The authors performed a retrospective review of pediatric patients undergoing resection of craniopharyngioma at their institution between 2001 and 2017. Volumetric analysis of tumor size and postoperative ischemic injury was performed. Charts were reviewed for a number of outcome measures.

RESULTS

A total of 43 patients with an average age of 8.2 years were identified. Open surgery was the initial intervention in 15 and EES in 28. EES was performed in patients 3–17 years of age. EES has been the only approach used since 2011. In the entire cohort, GTR was more common in the EES group (85.7% vs 53.3%, p = 0.03). Recurrence rate (40% vs 14.2%, p = 0.13) and need for adjuvant radiation (20.0% vs 10.7%, p = 0.71) were higher in the open surgical group, although not statistically significant. Pseudoaneurysm development was only observed in the open surgical group. Volumetric imaging analysis showed a trend toward larger preoperative tumor volumes in the open surgical group, so a matched cohort analysis was performed with the largest tumors from the EES group. This revealed no difference in residual tumor volume (p = 0.28), but the volume of postoperative ischemia was still significantly larger in the open group (p = 0.004). Postoperative weight gain was more common in the open surgical group, a statistically significant finding in the complete patient group that trended toward significance in the matched cohort groups.
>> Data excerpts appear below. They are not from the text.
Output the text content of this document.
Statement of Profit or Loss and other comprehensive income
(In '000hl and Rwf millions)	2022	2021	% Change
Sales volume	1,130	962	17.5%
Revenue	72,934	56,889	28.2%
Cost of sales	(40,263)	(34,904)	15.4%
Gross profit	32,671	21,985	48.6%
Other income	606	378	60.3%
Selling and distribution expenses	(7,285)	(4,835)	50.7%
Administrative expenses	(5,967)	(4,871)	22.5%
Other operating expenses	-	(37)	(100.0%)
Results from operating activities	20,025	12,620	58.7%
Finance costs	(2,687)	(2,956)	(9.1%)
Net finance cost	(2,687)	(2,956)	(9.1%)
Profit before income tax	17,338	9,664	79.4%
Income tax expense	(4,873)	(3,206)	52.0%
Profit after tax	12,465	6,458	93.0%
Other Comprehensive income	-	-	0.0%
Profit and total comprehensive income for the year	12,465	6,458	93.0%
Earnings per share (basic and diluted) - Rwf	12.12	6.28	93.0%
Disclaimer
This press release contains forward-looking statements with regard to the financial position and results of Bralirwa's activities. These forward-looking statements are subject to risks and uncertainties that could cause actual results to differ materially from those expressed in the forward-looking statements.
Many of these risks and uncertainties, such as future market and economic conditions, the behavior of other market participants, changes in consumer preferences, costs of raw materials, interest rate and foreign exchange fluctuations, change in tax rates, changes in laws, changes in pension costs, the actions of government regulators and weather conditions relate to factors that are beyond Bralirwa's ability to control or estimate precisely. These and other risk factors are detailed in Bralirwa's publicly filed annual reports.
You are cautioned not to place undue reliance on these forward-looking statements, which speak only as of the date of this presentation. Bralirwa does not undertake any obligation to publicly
Body mass index at follow-up correlated with volume of ischemic injury in regression analysis of the complete patient cohort (p = 0.05).

CONCLUSIONS

EES was associated with similar, if not better, extent of resection and significantly less ischemic injury than open surgery. Pseudoaneurysms were only seen in the open surgical group. Weight gain was also less prevalent in the EES cohort and appears be correlated with extent of ischemic injury at time of surgery.